Casualties and deaths among black and Asian seamen were disproportionately high, in part because they worked in the most dangerous places. Ships sank fast and it was hard to reach lifeboats from below decks. A direct hit on an engine room was likely to be fatal.

These men had not joined the Navy but risked their lives anyway. Most had little choice. Many had lost their land as a result of imperial expansion and an imperial racial hierarchy, based on European ideas about race which emerged in the eighteenth and nineteenth century, governed their working lives. In 1916-1917 there was a crisis in British shipping in Bombay when thousands of Indian seamen, including c.4000 Punjabis, took safer jobs with the British Mesopotamian labour corps. But new colonial regulations and coercion rather than better conditions forced them back to sea.


Black and Asian seamen do not appear on the 1928 Mercantile Marine War Memorial at Tower Hill, London.

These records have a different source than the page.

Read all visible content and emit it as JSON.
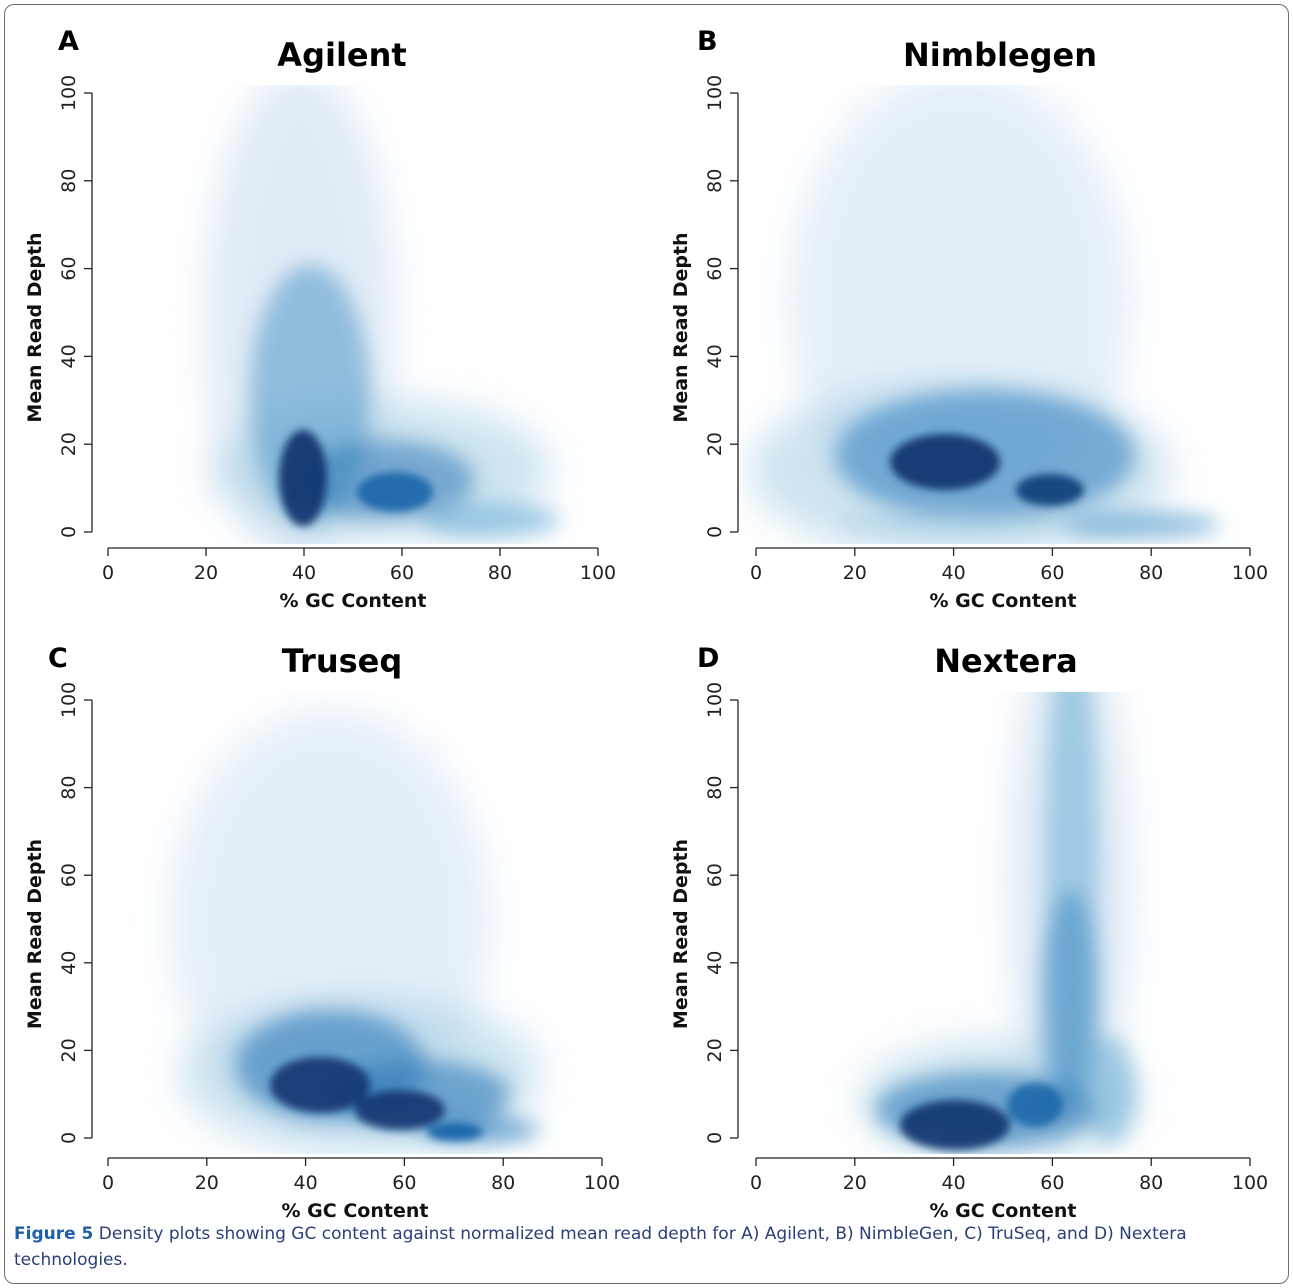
{
  "caption": {
    "label": "Figure 5",
    "text": "Density plots showing GC content against normalized mean read depth for A) Agilent, B) NimbleGen, C) TruSeq, and D) Nextera technologies."
  },
  "colors": {
    "density_max": "#08306b",
    "density_mid": "#2f78b7",
    "density_low": "#c6dbef",
    "background": "#ffffff"
  },
  "chart_data": [
    {
      "type": "heatmap",
      "panel_letter": "A",
      "title": "Agilent",
      "xlabel": "% GC Content",
      "ylabel": "Mean Read Depth",
      "xlim": [
        0,
        100
      ],
      "ylim": [
        0,
        100
      ],
      "xticks": [
        0,
        20,
        40,
        60,
        80,
        100
      ],
      "yticks": [
        0,
        20,
        40,
        60,
        80,
        100
      ],
      "grid": false,
      "density_peaks": [
        {
          "gc": 39,
          "depth": 11,
          "intensity": 1.0
        },
        {
          "gc": 58,
          "depth": 7,
          "intensity": 0.65
        },
        {
          "gc": 48,
          "depth": 25,
          "intensity": 0.45
        },
        {
          "gc": 42,
          "depth": 55,
          "intensity": 0.22
        },
        {
          "gc": 75,
          "depth": 2,
          "intensity": 0.35
        }
      ]
    },
    {
      "type": "heatmap",
      "panel_letter": "B",
      "title": "Nimblegen",
      "xlabel": "% GC Content",
      "ylabel": "Mean Read Depth",
      "xlim": [
        0,
        100
      ],
      "ylim": [
        0,
        100
      ],
      "xticks": [
        0,
        20,
        40,
        60,
        80,
        100
      ],
      "yticks": [
        0,
        20,
        40,
        60,
        80,
        100
      ],
      "grid": false,
      "density_peaks": [
        {
          "gc": 37,
          "depth": 15,
          "intensity": 1.0
        },
        {
          "gc": 59,
          "depth": 8,
          "intensity": 0.85
        },
        {
          "gc": 45,
          "depth": 25,
          "intensity": 0.5
        },
        {
          "gc": 80,
          "depth": 1,
          "intensity": 0.6
        },
        {
          "gc": 40,
          "depth": 2,
          "intensity": 0.3
        },
        {
          "gc": 45,
          "depth": 55,
          "intensity": 0.15
        }
      ]
    },
    {
      "type": "heatmap",
      "panel_letter": "C",
      "title": "Truseq",
      "xlabel": "% GC Content",
      "ylabel": "Mean Read Depth",
      "xlim": [
        0,
        100
      ],
      "ylim": [
        0,
        100
      ],
      "xticks": [
        0,
        20,
        40,
        60,
        80,
        100
      ],
      "yticks": [
        0,
        20,
        40,
        60,
        80,
        100
      ],
      "grid": false,
      "density_peaks": [
        {
          "gc": 42,
          "depth": 17,
          "intensity": 1.0
        },
        {
          "gc": 58,
          "depth": 10,
          "intensity": 0.95
        },
        {
          "gc": 72,
          "depth": 2,
          "intensity": 0.6
        },
        {
          "gc": 45,
          "depth": 30,
          "intensity": 0.4
        },
        {
          "gc": 48,
          "depth": 60,
          "intensity": 0.12
        }
      ]
    },
    {
      "type": "heatmap",
      "panel_letter": "D",
      "title": "Nextera",
      "xlabel": "% GC Content",
      "ylabel": "Mean Read Depth",
      "xlim": [
        0,
        100
      ],
      "ylim": [
        0,
        100
      ],
      "xticks": [
        0,
        20,
        40,
        60,
        80,
        100
      ],
      "yticks": [
        0,
        20,
        40,
        60,
        80,
        100
      ],
      "grid": false,
      "density_peaks": [
        {
          "gc": 42,
          "depth": 5,
          "intensity": 1.0
        },
        {
          "gc": 55,
          "depth": 10,
          "intensity": 0.6
        },
        {
          "gc": 62,
          "depth": 35,
          "intensity": 0.5
        },
        {
          "gc": 64,
          "depth": 70,
          "intensity": 0.35
        },
        {
          "gc": 70,
          "depth": 10,
          "intensity": 0.4
        }
      ]
    }
  ]
}
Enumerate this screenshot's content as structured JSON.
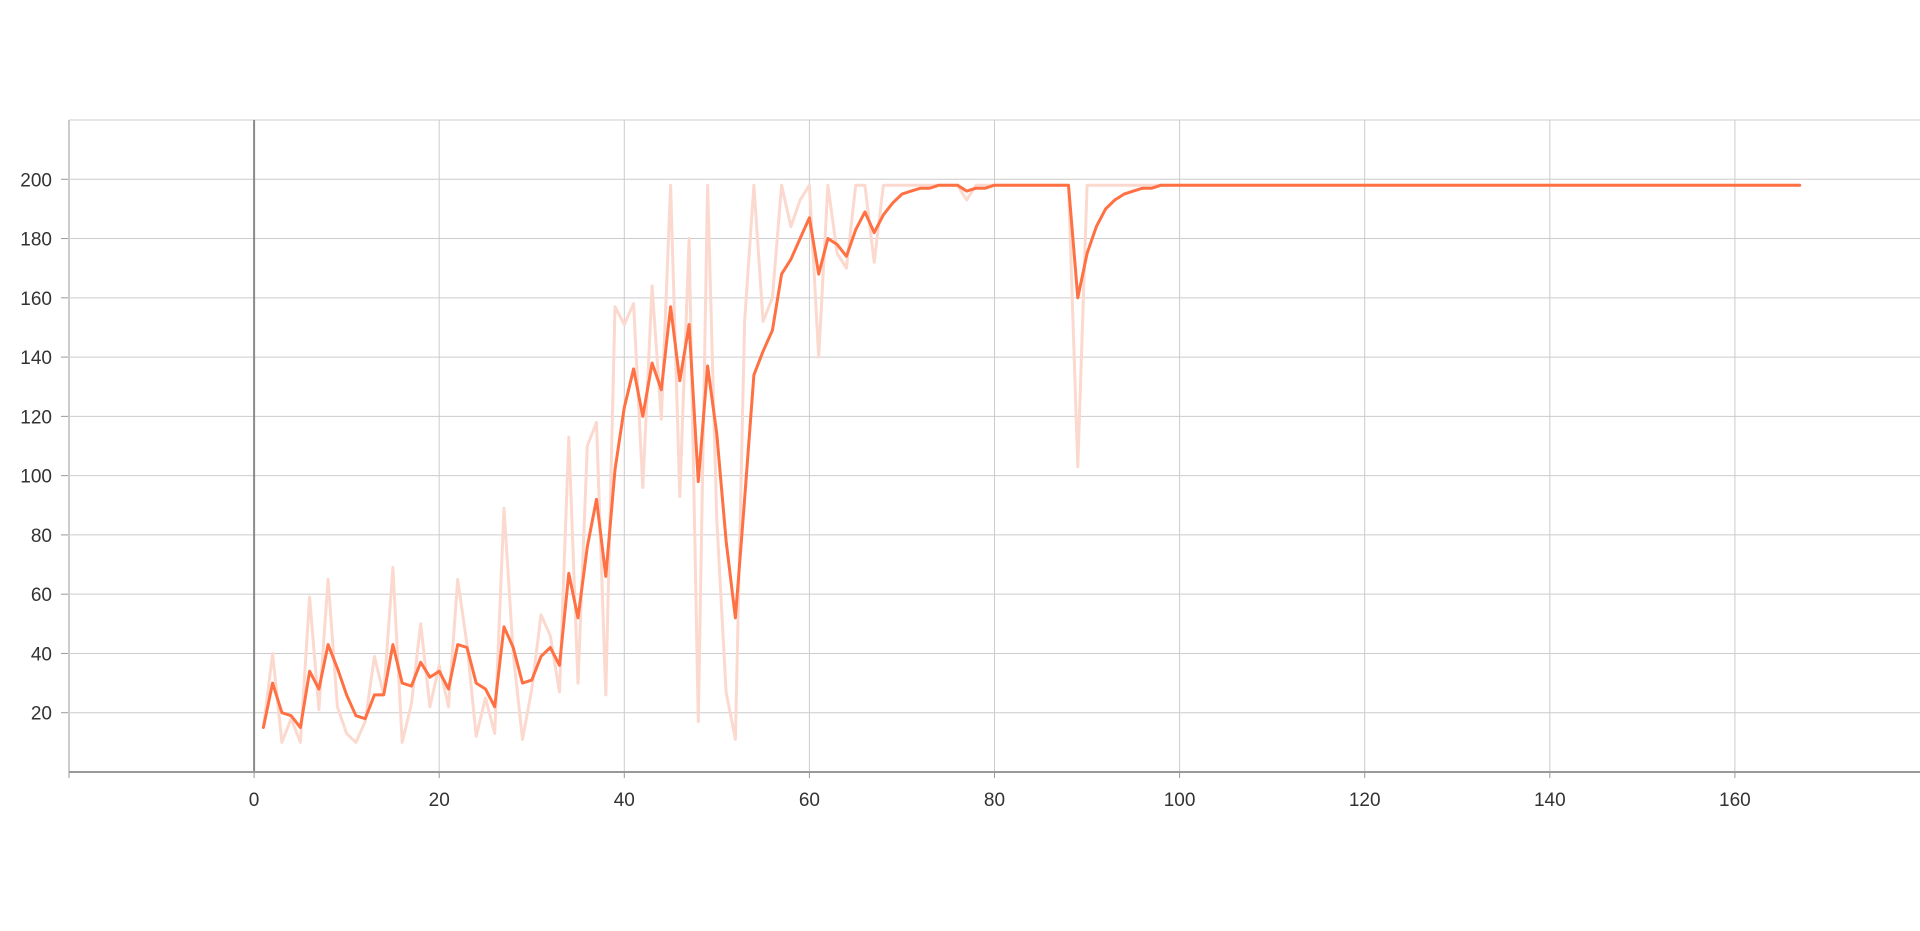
{
  "chart_data": {
    "type": "line",
    "title": "",
    "xlabel": "",
    "ylabel": "",
    "xlim": [
      -20,
      180
    ],
    "ylim": [
      0,
      220
    ],
    "x_ticks": [
      0,
      20,
      40,
      60,
      80,
      100,
      120,
      140,
      160
    ],
    "y_ticks": [
      20,
      40,
      60,
      80,
      100,
      120,
      140,
      160,
      180,
      200
    ],
    "grid": true,
    "legend": "none",
    "colors": {
      "smoothed": "#ff7043",
      "raw": "#fbd9cf",
      "grid": "#cccccc",
      "axis": "#999999",
      "zero_line": "#8a8a8a"
    },
    "series": [
      {
        "role": "raw",
        "x": [
          1,
          2,
          3,
          4,
          5,
          6,
          7,
          8,
          9,
          10,
          11,
          12,
          13,
          14,
          15,
          16,
          17,
          18,
          19,
          20,
          21,
          22,
          23,
          24,
          25,
          26,
          27,
          28,
          29,
          30,
          31,
          32,
          33,
          34,
          35,
          36,
          37,
          38,
          39,
          40,
          41,
          42,
          43,
          44,
          45,
          46,
          47,
          48,
          49,
          50,
          51,
          52,
          53,
          54,
          55,
          56,
          57,
          58,
          59,
          60,
          61,
          62,
          63,
          64,
          65,
          66,
          67,
          68,
          69,
          70,
          71,
          72,
          73,
          74,
          75,
          76,
          77,
          78,
          79,
          80,
          81,
          82,
          83,
          84,
          85,
          86,
          87,
          88,
          89,
          90,
          91,
          92,
          93,
          94,
          95,
          96,
          97,
          98,
          99,
          100,
          167
        ],
        "y": [
          15,
          40,
          10,
          18,
          10,
          59,
          21,
          65,
          22,
          13,
          10,
          17,
          39,
          26,
          69,
          10,
          23,
          50,
          22,
          36,
          22,
          65,
          43,
          12,
          25,
          13,
          89,
          40,
          11,
          28,
          53,
          46,
          27,
          113,
          30,
          110,
          118,
          26,
          157,
          151,
          158,
          96,
          164,
          119,
          198,
          93,
          180,
          17,
          198,
          85,
          27,
          11,
          152,
          198,
          152,
          160,
          198,
          184,
          193,
          198,
          140,
          198,
          175,
          170,
          198,
          198,
          172,
          198,
          198,
          198,
          198,
          198,
          198,
          198,
          198,
          198,
          193,
          198,
          198,
          198,
          198,
          198,
          198,
          198,
          198,
          198,
          198,
          198,
          103,
          198,
          198,
          198,
          198,
          198,
          198,
          198,
          198,
          198,
          198,
          198,
          198
        ]
      },
      {
        "role": "smoothed",
        "x": [
          1,
          2,
          3,
          4,
          5,
          6,
          7,
          8,
          9,
          10,
          11,
          12,
          13,
          14,
          15,
          16,
          17,
          18,
          19,
          20,
          21,
          22,
          23,
          24,
          25,
          26,
          27,
          28,
          29,
          30,
          31,
          32,
          33,
          34,
          35,
          36,
          37,
          38,
          39,
          40,
          41,
          42,
          43,
          44,
          45,
          46,
          47,
          48,
          49,
          50,
          51,
          52,
          53,
          54,
          55,
          56,
          57,
          58,
          59,
          60,
          61,
          62,
          63,
          64,
          65,
          66,
          67,
          68,
          69,
          70,
          71,
          72,
          73,
          74,
          75,
          76,
          77,
          78,
          79,
          80,
          81,
          82,
          83,
          84,
          85,
          86,
          87,
          88,
          89,
          90,
          91,
          92,
          93,
          94,
          95,
          96,
          97,
          98,
          99,
          100,
          167
        ],
        "y": [
          15,
          30,
          20,
          19,
          15,
          34,
          28,
          43,
          35,
          26,
          19,
          18,
          26,
          26,
          43,
          30,
          29,
          37,
          32,
          34,
          28,
          43,
          42,
          30,
          28,
          22,
          49,
          42,
          30,
          31,
          39,
          42,
          36,
          67,
          52,
          76,
          92,
          66,
          102,
          123,
          136,
          120,
          138,
          129,
          157,
          132,
          151,
          98,
          137,
          114,
          78,
          52,
          92,
          134,
          142,
          149,
          168,
          173,
          180,
          187,
          168,
          180,
          178,
          174,
          183,
          189,
          182,
          188,
          192,
          195,
          196,
          197,
          197,
          198,
          198,
          198,
          196,
          197,
          197,
          198,
          198,
          198,
          198,
          198,
          198,
          198,
          198,
          198,
          160,
          175,
          184,
          190,
          193,
          195,
          196,
          197,
          197,
          198,
          198,
          198,
          198
        ]
      }
    ]
  }
}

Instead, they appear on other Commonwealth memorials in Mumbai, Hong Kong or Suez. Historian John Siblon suggests that the Imperial War Graves Commission separated seamen so that only white British and European sailors would be commemorated in London. The memorials of the seamen

SS Aparima in 1906 (Trainiac from Australia [public domain])

who died on the SS Aparima certainly reflects this suggestion. Of the 56 who died, 54 were British colonial subjects. The 24 white New Zealanders are all listed at Tower Hill, but the 29 Indians are recorded in Mumbai and the Chinese second carpenter in Hong Kong.

This post-war practice reflects some of the reasons why stories of black and 8Asian seamen are not often told in histories of the First World War. The records through which their lives are traced were written by colonial administrators and shipping companies for particular commercial and political purposes. Names were anglicised. Identities were blurred and memorials whitewashed.


First World War histories are also histories of empire and race. They are not always comfortable, but they are British histories – black, Asian and British histories.